Glokom, halk arasında göz tansiyonu ya da karasu hastalığı olarak biliniyor. Oldukça sinsi ilerleyen bu sağlık sorunu, ilerleyen evrelerde görme kaybına yol açıyor. Göz Hastalıkları Uzmanı Prof. Dr. Özlem Gürbüz Köz, göz tansiyonunda diğer kronik hastalıkların etkisine değiniyor. Hastalığın belirtileri ve tedavi yöntemleriyle ilgili şu bilgileri veriyor...
AĞRI VE BULANTI
İlk evrelerde belirti vermeyen göz tansiyonu tanısı, genellikle rutin muayenelerde konuluyor. Hasta ilk aşamalarda gözünde herhangi bir sorun hissetmiyor. Son döneme doğru artık görme alanı daralınca ve bir tüpün içerisinden bakar gibi görüyor ve çevreyi görmüyor. Sadece baktığı yeri görüyor ve o aşamada fark ediliyor. Yüksek şiddetli göz tansiyonunda ise korkunç bir ağrı, bulantı ve kusma ile hastalar doktora başvuruyor.
RİSKİ ARTIRIR
Glokom tanısı aldıktan sonra stabilleşmiş vakalarda yılda bir veya iki kez tetkiklerin yapılması gerekiyor. Glokom tedavisi uyguladıkları hastanın birçoğunun aynı zamanda diyabet hastası olduğuna dikkati çeken Prof. Dr. Köz, "Yine hipertansiyon hastalarında, yüksek miyoplarda, ailesinde göz tansiyonu olan hastalarda ya da akraba evliliği olanlar risk faktörleridir.
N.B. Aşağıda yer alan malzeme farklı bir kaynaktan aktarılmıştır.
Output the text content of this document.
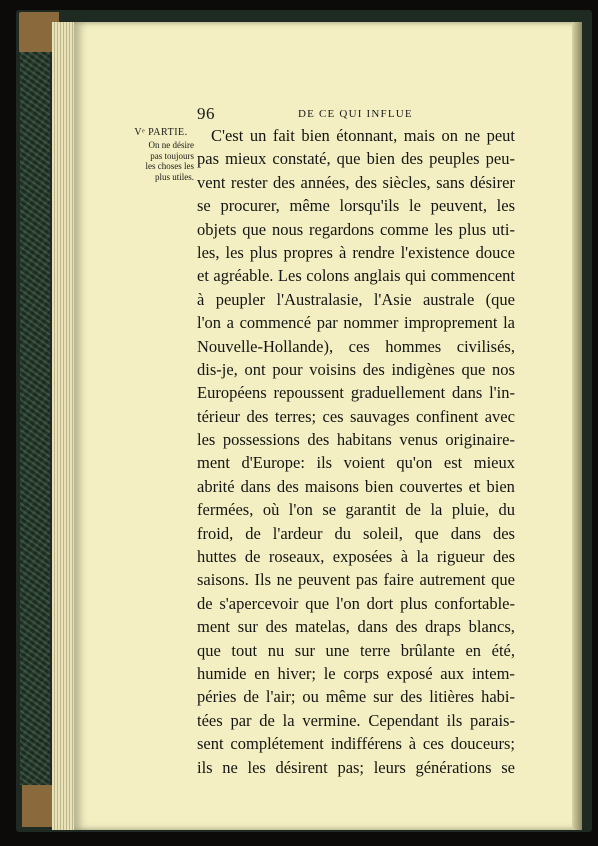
96	DE CE QUI INFLUE
Vᵉ PARTIE.
On ne désire
pas toujours
les choses les
plus utiles.
C'est un fait bien étonnant, mais on ne peut
pas mieux constaté, que bien des peuples peu-
vent rester des années, des siècles, sans désirer
se procurer, même lorsqu'ils le peuvent, les
objets que nous regardons comme les plus uti-
les, les plus propres à rendre l'existence douce
et agréable. Les colons anglais qui commencent
à peupler l'Australasie, l'Asie australe (que
l'on a commencé par nommer improprement la
Nouvelle-Hollande), ces hommes civilisés,
dis-je, ont pour voisins des indigènes que nos
Européens repoussent graduellement dans l'in-
térieur des terres; ces sauvages confinent avec
les possessions des habitans venus originaire-
ment d'Europe: ils voient qu'on est mieux
abrité dans des maisons bien couvertes et bien
fermées, où l'on se garantit de la pluie, du
froid, de l'ardeur du soleil, que dans des
huttes de roseaux, exposées à la rigueur des
saisons. Ils ne peuvent pas faire autrement que
de s'apercevoir que l'on dort plus confortable-
ment sur des matelas, dans des draps blancs,
que tout nu sur une terre brûlante en été,
humide en hiver; le corps exposé aux intem-
péries de l'air; ou même sur des litières habi-
tées par de la vermine. Cependant ils parais-
sent complétement indifférens à ces douceurs;
ils ne les désirent pas; leurs générations se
Diyabet yani şeker hastalığı, gözün arkasındaki gözün beslenmesini sağlayan damarsal yapıyı bozuyor" bilgisini veriyor.
TAKİP ŞART!
Prof. Dr. Köz, glokom tanısının ardından stabilleşmiş vakalarda yılda bir veya iki kez tetkiklerin yapılması gerektiğini söylüyor. Şöyle devam ediyor: Glokom tanısı aldıktan sonra stabilleşmiş vakalarda yılda bir veya iki kez tetkiklerini yapmamız gerekiyor. Bunun için donanımlı bir merkeze ihtiyaç var. Görme alanı cihazı ya da retina sinir kalınlığını ölçen cihazlarla birlikte tabii ki klinisyenin tecrübesi de çok önemli. Bizim mikroskobik muayenede görme sinirini nasıl gördüğümüz çok önemli. Hastanın bütün kliniğiyle takip edilmesi lazım. Ne yazık ki glokomunuz geçti diyemiyoruz.